Подголовники каталок, с холодной заботливостью парикмахерских кресел обнимающие бессильные затылки. Болты под мышками, которые надо вовремя подкрутить, чтобы удержать в правильном положении позвоночник под твердым сафьяновым жилетом. Упроченные китовым усом корсеты, обещающие, что вечной будет недвижность рук и ног. Вся эта замысловатая архитектура боли, обычно со страхом и стыдом скрываемая под рубашкой, под платьем, под пальто, теперь горела на солнце отблесками никеля и меди.
Мы — отец, Анджей и я — шли к дверям костела по узкому проходу между колясками, носилками, креслами на полозьях, нищие протягивали руки с медной кружкой, на дне которой побрякивала одинокая монета, звенели колеса, постукивали палки, гравий хрустел под ногами, а я думал, старался думать о чем угодно, только не об этом. Ах, огромные мосты над Рейном, которыми я хотел одарить далекий Кельн, ах, прекрасная скала Лорелеи, вырастающая из-за излучины темной реки, когда пароход «Германия» проплывал мимо холмов с виноградниками, ах, чудесные леса за Кампиносом[31], по которым мы с отцом и Анджеем, веселые, счастливые, смеющиеся, бродили под летним дождем.

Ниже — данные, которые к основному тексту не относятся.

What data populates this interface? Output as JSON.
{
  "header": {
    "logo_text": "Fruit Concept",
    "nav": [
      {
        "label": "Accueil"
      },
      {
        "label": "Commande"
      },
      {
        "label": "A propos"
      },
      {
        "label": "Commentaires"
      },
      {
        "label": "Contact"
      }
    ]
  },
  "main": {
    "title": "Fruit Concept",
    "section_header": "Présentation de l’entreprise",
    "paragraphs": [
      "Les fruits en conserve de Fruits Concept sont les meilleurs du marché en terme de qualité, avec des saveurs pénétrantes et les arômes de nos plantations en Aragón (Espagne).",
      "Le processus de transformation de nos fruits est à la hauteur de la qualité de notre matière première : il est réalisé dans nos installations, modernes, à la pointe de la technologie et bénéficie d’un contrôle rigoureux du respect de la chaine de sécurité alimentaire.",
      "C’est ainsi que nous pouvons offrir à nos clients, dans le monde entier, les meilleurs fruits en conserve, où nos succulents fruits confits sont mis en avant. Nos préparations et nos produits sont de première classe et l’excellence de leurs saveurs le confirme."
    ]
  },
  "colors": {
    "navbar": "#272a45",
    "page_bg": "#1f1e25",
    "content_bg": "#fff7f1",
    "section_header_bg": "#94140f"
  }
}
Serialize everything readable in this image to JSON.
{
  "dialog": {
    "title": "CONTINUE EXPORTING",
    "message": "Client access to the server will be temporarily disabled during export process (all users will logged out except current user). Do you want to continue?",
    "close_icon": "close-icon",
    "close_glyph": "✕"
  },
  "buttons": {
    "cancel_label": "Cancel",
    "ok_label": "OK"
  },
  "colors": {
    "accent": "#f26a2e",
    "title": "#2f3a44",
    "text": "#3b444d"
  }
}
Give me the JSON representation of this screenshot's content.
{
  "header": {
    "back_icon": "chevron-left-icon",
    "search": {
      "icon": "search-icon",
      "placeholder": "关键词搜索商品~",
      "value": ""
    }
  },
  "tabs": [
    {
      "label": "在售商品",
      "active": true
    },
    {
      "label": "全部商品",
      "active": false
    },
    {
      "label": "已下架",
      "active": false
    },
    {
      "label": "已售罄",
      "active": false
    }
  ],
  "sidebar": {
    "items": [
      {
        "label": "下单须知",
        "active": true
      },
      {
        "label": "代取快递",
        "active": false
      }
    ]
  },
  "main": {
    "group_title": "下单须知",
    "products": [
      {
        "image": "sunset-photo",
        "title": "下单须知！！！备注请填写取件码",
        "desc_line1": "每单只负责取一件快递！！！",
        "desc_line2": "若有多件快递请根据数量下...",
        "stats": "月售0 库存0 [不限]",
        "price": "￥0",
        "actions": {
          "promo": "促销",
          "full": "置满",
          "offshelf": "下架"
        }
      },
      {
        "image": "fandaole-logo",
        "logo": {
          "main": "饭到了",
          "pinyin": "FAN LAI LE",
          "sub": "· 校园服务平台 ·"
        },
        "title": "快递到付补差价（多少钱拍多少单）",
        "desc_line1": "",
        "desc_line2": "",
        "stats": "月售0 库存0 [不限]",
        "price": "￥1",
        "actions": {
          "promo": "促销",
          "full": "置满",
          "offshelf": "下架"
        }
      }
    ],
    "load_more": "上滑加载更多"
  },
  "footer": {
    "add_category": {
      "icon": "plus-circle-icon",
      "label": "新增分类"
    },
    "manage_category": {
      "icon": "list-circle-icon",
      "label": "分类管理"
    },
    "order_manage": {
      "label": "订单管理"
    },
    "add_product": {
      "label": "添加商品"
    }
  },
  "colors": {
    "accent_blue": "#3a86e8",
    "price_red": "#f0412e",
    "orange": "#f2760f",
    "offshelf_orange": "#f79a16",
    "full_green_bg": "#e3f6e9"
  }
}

Каждой мыслью, каждым ударом сердца я убегал с этой площади, от этого дребезжанья колесных спиц, скрипа полозьев, от успокаивающего шепота, которым гасили боль, и в конце концов моя непослушная мысль, не подчиняющаяся велению сердца, жаждущая передышки, полетела на площадь перед собором св. Стефана, на Грабен, на прекрасную Кертнерштрассе, и когда начала кружить по тротуарам Ринга, когда миновала Burgtheater, когда заглянула в Naturhistorisches Museum, где я побывал однажды осенним днем, я подумал о принце и юной девушке[32], про которых вскоре после приезда из Вены рассказала нам панна Эстер.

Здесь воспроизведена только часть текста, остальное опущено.